Esta discusión, que se desarrollaba bajo la superficie de la Luna, cerca de un modo de vida tan distante en el tiempo del espacio, no parecía nada incongruente a Pat. Era preciso que él y McKenzie mataran el tiempo como pudiesen, vigilando asimismo a sus veinte compañeros inconscientes y combatiendo el sueño durante cinco horas más por lo menos. Y una de las mejores maneras de matar el tiempo consistía en charlar.

—Si las personas de su raza no eran salvajes de la Edad de Piedra, doctor, y, desde luego, reconozco que usted no lo es, ¿cómo es posible que a los blancos se les ocurriera una idea tan peregrina?

—Por pura estupidez, basándose en ideas preconcebidas. Es fácil suponer que si un hombre no sabe contar, leer o hablar correctamente el inglés, tiene que estar falto de inteligencia. Sin ir más lejos, puedo darle un ejemplo perfecto de mi propia familia. Mi abuelo, el primero que llevó el apellido McKenzie, vivió hasta ver el año 2000, pero jamás supo contar más allá de diez. Y su descripción de un eclipse de Luna se reducía a estas sencillas palabras: «Quinqué perteneciente Jesucristo apagado todo».

»Y ahora yo soy capaz de tratar las situaciones diferenciales del movimiento orbital de la Luna, pero no pretendo en modo alguno ser más inteligente que mi abuelo. Si hubiese vivido en otra época, tal vez hubiera sido mejor físico que yo. Recibimos una educación diferente, eso es todo. Mi abuelo nunca aprendió a contar, como yo no he aprendido a mantener una familia en el desierto, tarea que también exigía mucha habilidad y dejaba muy poco tiempo libre.

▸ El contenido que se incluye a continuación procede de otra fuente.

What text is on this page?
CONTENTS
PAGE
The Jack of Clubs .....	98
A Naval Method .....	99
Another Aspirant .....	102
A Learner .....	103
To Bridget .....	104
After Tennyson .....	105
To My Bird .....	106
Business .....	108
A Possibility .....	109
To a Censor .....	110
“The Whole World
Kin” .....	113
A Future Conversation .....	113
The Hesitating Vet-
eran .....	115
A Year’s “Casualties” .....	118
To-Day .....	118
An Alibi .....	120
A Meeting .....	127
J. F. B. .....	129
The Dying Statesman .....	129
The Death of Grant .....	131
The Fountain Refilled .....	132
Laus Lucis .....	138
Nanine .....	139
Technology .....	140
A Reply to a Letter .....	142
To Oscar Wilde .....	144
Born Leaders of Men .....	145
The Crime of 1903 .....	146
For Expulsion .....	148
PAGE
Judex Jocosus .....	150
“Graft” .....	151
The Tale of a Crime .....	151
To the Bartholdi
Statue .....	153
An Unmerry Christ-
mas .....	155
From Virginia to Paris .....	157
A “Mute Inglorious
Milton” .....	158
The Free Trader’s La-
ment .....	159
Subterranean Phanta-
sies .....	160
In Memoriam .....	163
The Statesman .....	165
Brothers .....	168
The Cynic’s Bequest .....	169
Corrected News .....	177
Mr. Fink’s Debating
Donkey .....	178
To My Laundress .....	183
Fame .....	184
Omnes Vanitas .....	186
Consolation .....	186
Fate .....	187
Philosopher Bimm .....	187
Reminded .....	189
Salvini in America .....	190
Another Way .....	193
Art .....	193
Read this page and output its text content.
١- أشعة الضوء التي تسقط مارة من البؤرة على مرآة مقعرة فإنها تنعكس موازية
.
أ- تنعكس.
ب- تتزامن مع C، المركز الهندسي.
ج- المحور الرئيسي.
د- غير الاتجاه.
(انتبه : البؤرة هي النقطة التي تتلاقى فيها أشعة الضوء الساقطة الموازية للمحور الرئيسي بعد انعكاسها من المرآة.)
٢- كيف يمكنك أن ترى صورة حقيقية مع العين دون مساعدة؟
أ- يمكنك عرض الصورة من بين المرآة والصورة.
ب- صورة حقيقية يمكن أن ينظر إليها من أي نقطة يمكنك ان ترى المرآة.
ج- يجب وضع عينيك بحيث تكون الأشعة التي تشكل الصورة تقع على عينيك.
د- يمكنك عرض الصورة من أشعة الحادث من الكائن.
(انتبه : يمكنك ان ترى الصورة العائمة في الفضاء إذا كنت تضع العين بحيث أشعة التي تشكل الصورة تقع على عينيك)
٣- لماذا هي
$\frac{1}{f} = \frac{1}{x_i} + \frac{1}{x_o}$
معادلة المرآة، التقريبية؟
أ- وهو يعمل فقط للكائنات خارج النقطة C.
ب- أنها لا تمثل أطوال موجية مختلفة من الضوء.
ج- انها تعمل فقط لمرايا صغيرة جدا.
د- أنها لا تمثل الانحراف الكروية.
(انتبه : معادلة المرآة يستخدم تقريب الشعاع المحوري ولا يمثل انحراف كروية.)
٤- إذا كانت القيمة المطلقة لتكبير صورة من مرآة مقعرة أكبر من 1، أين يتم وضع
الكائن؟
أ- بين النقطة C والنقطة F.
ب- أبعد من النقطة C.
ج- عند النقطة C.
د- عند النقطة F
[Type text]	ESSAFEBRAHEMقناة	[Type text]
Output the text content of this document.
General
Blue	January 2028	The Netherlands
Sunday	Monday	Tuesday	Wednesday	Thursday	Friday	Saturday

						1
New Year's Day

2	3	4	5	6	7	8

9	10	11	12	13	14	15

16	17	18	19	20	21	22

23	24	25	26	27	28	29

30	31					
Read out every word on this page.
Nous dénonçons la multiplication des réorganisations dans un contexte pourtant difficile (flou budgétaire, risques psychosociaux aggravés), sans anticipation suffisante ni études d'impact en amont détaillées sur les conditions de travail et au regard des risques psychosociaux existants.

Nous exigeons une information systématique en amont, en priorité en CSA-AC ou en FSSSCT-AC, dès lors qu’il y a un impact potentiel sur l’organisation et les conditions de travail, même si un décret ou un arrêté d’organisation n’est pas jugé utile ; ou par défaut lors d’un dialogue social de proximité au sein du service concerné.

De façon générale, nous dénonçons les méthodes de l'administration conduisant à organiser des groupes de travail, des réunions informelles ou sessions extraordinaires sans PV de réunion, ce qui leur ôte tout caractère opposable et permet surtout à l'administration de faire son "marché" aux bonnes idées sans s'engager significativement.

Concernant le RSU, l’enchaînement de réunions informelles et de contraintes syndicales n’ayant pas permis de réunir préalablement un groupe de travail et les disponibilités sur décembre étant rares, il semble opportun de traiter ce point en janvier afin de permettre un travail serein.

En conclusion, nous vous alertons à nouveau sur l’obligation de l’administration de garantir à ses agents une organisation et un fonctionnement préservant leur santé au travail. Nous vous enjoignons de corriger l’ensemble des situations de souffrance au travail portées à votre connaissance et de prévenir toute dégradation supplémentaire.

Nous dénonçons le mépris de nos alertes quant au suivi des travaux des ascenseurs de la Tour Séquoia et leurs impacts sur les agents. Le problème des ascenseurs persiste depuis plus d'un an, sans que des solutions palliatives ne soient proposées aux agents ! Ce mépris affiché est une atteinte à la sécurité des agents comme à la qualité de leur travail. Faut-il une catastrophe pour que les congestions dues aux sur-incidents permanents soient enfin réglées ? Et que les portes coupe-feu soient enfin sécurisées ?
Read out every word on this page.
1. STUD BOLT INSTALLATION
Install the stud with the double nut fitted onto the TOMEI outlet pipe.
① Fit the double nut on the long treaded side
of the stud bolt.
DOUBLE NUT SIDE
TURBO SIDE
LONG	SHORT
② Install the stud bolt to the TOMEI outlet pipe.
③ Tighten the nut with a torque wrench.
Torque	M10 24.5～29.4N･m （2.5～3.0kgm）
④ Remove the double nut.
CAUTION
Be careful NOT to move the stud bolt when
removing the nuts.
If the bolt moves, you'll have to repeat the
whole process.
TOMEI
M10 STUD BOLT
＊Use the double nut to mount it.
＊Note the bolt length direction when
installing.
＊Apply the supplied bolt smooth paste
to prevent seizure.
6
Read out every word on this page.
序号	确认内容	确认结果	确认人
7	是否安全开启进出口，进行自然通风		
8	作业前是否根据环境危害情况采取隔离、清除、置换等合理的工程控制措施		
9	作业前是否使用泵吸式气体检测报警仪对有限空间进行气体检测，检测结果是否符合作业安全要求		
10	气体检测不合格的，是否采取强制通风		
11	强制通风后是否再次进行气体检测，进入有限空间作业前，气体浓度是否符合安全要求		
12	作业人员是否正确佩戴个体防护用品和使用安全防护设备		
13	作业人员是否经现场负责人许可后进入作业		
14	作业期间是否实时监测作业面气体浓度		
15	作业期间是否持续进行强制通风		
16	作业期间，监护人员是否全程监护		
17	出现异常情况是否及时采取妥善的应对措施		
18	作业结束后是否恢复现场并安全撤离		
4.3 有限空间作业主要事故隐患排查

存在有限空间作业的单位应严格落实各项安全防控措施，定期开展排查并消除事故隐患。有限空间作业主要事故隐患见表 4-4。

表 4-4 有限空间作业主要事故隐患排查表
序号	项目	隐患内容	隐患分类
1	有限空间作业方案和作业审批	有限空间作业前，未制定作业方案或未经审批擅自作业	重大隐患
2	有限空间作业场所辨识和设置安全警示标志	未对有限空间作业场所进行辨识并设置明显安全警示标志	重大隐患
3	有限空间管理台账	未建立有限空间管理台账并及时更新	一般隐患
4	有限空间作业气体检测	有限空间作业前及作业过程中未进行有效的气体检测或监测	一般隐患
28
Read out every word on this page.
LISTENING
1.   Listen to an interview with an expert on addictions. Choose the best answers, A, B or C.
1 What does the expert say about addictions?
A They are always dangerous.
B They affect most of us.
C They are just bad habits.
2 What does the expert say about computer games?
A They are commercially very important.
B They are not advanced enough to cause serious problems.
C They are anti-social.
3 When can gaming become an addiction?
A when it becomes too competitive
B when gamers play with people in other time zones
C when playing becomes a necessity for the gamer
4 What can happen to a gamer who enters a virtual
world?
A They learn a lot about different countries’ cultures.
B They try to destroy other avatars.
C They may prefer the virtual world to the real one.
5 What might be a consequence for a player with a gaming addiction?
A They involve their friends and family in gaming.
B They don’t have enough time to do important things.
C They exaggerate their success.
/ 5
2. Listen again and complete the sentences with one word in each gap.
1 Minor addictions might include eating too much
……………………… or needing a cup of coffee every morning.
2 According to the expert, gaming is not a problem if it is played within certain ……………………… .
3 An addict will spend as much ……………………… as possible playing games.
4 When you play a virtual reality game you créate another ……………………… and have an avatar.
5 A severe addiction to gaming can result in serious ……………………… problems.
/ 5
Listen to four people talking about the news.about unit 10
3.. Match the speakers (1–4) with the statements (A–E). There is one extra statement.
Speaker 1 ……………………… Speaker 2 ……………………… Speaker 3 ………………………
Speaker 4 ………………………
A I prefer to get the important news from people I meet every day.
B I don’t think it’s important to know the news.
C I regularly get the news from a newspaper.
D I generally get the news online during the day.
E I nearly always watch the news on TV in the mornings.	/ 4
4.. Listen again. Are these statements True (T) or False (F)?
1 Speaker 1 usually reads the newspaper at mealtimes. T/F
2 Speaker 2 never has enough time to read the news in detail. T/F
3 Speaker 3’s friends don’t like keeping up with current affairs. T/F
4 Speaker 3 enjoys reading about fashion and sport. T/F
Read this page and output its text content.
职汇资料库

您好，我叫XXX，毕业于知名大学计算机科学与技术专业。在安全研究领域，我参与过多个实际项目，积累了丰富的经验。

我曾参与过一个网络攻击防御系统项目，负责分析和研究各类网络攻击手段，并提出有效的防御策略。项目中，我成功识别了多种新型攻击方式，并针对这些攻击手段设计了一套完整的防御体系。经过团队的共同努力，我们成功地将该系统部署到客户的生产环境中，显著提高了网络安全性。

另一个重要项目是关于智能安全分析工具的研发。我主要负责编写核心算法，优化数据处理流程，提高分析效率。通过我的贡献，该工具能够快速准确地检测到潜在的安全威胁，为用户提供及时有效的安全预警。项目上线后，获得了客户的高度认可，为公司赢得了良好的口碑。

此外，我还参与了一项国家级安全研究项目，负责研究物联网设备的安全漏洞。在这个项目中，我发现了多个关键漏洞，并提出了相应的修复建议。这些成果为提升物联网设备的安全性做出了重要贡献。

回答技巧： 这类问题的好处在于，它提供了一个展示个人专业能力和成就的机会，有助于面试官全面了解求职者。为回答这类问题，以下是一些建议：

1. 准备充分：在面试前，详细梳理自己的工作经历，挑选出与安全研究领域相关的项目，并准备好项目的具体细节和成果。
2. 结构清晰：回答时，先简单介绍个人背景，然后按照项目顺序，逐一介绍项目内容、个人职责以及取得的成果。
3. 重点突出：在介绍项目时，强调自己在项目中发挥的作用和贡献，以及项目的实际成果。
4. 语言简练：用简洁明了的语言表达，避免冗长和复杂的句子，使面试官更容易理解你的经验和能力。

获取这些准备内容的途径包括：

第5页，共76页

—Es posible que así sea —comentó Pat, pensativo— y que tal vez podríamos aprovechar ahora los conocimientos de su abuelo. En realidad, nosotros también intentamos lo mismo…, sobrevivir en un desierto.

—Hasta cierto punto, sí, aunque no creo que un bumerang o el arte de encender fuego con un bastón pudiesen sernos de mucha utilidad. Tal vez podríamos utilizar la magia…, pero mis conocimientos en la materia son más bien escasos. Y dudo que los viejos dioses de mi tribu quisieran abandonar la Tierra de Arnhem para venir en nuestra ayuda.

—¿No ha lamentado alguna vez —preguntó Pat— que su pueblo haya tenido que renunciar a sus costumbres?

—¿Cómo podría lamentarlo? Apenas conozco tales costumbres. Nací en Brisbane y aprendí a utilizar una calculadora electrónica digital incluso antes de haber visto un corrobore.

—¿Un qué?

—Es una danza religiosa que se practica en las tribus…, pero la mitad de los que participaban en ella preparaban la licenciatura en Etnología. No me hago ilusiones románticas acerca de la vida sencilla y el noble salvaje. Mis antepasados eran hombres magníficos y no me avergüenzo de ellos, pero la geografía los encerró en un callejón sin salida. La lucha que tuvieron que librar para subsistir no les dejó energías sobrantes para crear una civilización. Pese a todo, fue una suerte que los blancos se estableciesen en Australia…, aunque a veces nos vendiesen harina envenenada para quedarse con nuestras tierras.

—¿Llegaron a hacer eso?

—Así como suena. Pero ¿por qué se sorprende? Eso sucedió más de cien años antes de Belsen.[2]

Pat meditó en lo que había oído durante unos instantes. Después consultó su reloj y dijo, con clara expresión de alivio:

—Tengo que llamar de nuevo a la Base. Pero antes, veamos cómo siguen los pasajeros.